The Sixth Day and Other Tales
- Hardback cover - published by Summit Books.
- Author: Primo Levi
- Original title: Vizio di forma and Storie naturali
- Translator: Raymond Rosenthal
- Language: Italian
- Publisher: Summit
- Publication date: 1990
- Publication place: Italy
- Media type: Print (hardcover)
- Pages: 222
- ISBN: 0-671-62617-5
- OCLC: 21372291
- Dewey Decimal: 853/.914 20
- LC Class: PQ4872.E8 A6 1990

= The Sixth Day and Other Tales =

1990 collection of short stories by Primo Levi

The Sixth Day and Other Tales, written by Primo Levi, is a collection of short stories, originally published in Storie naturali and Vizio di forma. It was published in English in 1990 by Summit Books, translated by Raymond Rosenthal.

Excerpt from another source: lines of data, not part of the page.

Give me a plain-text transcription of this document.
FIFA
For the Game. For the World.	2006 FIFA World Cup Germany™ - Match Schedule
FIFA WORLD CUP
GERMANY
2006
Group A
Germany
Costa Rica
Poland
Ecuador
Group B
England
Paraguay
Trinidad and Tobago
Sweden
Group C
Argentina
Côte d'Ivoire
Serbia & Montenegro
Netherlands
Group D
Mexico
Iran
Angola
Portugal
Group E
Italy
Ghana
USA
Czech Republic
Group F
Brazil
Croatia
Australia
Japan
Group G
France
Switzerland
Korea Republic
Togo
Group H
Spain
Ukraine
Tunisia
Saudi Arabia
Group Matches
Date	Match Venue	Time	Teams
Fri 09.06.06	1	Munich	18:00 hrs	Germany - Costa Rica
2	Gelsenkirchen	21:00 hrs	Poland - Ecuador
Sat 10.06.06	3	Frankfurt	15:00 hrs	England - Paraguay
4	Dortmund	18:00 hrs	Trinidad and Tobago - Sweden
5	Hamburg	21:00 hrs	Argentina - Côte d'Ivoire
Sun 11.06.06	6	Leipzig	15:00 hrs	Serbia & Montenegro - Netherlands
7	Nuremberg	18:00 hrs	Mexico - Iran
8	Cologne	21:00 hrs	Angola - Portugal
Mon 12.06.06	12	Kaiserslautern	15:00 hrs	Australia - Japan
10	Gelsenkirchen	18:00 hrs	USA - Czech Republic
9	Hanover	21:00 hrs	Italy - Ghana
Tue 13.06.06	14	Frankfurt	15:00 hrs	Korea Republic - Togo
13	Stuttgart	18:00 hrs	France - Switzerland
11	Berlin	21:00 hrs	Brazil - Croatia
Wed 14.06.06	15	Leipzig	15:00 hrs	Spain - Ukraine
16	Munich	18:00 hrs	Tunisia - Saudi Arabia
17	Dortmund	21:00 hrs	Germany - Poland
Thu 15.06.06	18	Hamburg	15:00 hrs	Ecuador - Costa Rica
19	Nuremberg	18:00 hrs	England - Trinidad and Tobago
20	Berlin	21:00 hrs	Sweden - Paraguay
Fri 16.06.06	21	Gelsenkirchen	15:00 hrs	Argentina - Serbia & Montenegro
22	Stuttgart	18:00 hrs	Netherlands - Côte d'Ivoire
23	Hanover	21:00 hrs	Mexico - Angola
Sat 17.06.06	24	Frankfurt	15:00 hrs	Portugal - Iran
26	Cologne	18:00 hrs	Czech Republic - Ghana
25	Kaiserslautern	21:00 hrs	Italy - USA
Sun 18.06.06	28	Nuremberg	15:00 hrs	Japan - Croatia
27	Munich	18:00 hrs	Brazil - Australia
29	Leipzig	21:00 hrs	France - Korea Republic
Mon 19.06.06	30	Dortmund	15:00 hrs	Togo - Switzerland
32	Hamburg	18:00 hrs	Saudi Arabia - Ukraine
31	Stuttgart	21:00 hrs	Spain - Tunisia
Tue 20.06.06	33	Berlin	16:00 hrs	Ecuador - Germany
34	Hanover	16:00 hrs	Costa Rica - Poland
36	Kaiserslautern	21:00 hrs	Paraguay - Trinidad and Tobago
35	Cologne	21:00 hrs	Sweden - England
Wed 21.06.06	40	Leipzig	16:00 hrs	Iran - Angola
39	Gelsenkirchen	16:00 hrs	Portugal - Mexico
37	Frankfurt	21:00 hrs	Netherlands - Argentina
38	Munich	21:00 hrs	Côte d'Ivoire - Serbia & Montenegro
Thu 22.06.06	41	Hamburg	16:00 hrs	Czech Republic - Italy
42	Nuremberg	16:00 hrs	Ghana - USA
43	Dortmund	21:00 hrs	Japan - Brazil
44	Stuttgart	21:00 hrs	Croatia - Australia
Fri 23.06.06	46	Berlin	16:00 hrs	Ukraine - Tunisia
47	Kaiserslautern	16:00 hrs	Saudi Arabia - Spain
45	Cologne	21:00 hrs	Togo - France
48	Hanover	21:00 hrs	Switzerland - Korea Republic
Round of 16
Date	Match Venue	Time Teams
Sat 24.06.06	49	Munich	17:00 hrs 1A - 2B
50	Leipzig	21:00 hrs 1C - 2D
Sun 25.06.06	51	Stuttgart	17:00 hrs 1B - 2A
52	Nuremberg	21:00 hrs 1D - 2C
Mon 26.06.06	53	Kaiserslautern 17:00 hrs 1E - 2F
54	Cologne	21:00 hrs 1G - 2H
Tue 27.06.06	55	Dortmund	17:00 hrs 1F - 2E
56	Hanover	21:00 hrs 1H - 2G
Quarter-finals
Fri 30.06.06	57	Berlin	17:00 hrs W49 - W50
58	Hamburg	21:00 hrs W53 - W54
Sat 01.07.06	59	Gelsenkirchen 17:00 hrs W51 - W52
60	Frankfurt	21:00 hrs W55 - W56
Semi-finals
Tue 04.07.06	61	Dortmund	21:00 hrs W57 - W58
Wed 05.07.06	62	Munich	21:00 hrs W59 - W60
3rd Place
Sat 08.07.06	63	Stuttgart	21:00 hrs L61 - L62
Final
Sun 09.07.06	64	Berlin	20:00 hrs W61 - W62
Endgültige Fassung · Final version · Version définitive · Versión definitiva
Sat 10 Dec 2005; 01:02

Unlike the author's earlier and better-known works, these stories may be considered science fiction.

==Contents==
- "The Mnemogogues": a doctor collects the scents of past places and events.
- "Angelic Butterfly": are humans trapped in the pupal stage? If so what happens when they pupate?
- "Order on the Cheap": NATCA’s Mr Simpson shows off the Mimer. Like the replicator from Star Trek, anything can be reproduced.
- "Man’s Friend": tapeworms communicate through patterns on their bodies. They are aware they live inside us.
- "Some Applications of the Mimer": Gilberto duplicates his wife. But the two Emmas slowly develop as different women.
- "Versamina": a drug turns pain into pleasure. The consequence is that people will hurt themselves.
- "The Sleeping Beauty in the Fridge: A Winter’s Tale": Peter defrosts Patricia regularly. Sometimes for special events, sometimes for her regular checkups. But also sometimes for his own reasons. Patricia has been in the deep freeze for over a hundred years, but can stand it no more. She recruits Baldur to help her escape.
- "The Measure of Beauty": a NATCA device for the objective measurement of beauty. But does it work? Of course it can be made to show the owner is beautiful.
- "Full Employment": Simpson learns to communicate with the bees who help him to communicate with other insects. He enters into deals with them. Dragonflies pick berries for him, ants clean his garden, they can also manufacture small electronic components and help with microsurgery. But someone arranges for the eels to smuggle drugs.
- "The Sixth Day": The committee agonises over how to design the human. But after all their argument management imposes an arbitrary design.
- "Retirement Fund": NATCA develop something resembling a virtual reality set, but it replays the experiences that someone else recorded. Their elation and excitement are in the playback. It is, of course, addictive.
- "Westward": Why do lemmings march to the sea? Researchers find out it is not hunger as is widely thought, but chemical. A form of alcohol is found that will suppress the desire for suicide.
- "Seen from Afar": Aliens watch our planet, they cannot see the detail, but try to guess what things are and why the things they observe occur. Why are there streams of white and red lights in some places when darkness falls. They assume that ships are creatures travelling in straight lines.
- "The Hard-Sellers": people came to a man to convince him to be born. They show him all the advantages of being alive, but he is sceptical. They say he is needed in the world of the living.
- "Small Red Lights": everything in his life is governed by red lights, thousands of them.
- "For a Good Purpose": the telephone network develops intelligence when it is connected to the French and German networks. Slowly it experiments with its powers.
- "Psychophant": a device creates an object that symbolises the person who touches it.
- "Recuenco: The Nurse": the starving have their mythology about the creature in the sky that comes to feed them.
- "Recuenco: The Rafter": the team on board the aircraft that delivers the food to the starving have their mythology about the recipients.
- "His Own Blacksmith: To Italo Calvino": a man can remember everything, even the memories of his ancestors, all the way back to when they first developed self-awareness. He sees that our development ceased once we had learned to use tools.
- "The Servant": the story of a golem.
- "Mutiny: To Mario Rigoni Stern": it features a garden that has a mind of its own.
- "Excellent Is the Water": a story dealing with what happens when the water’s viscosity begins to creep up. All life is affected.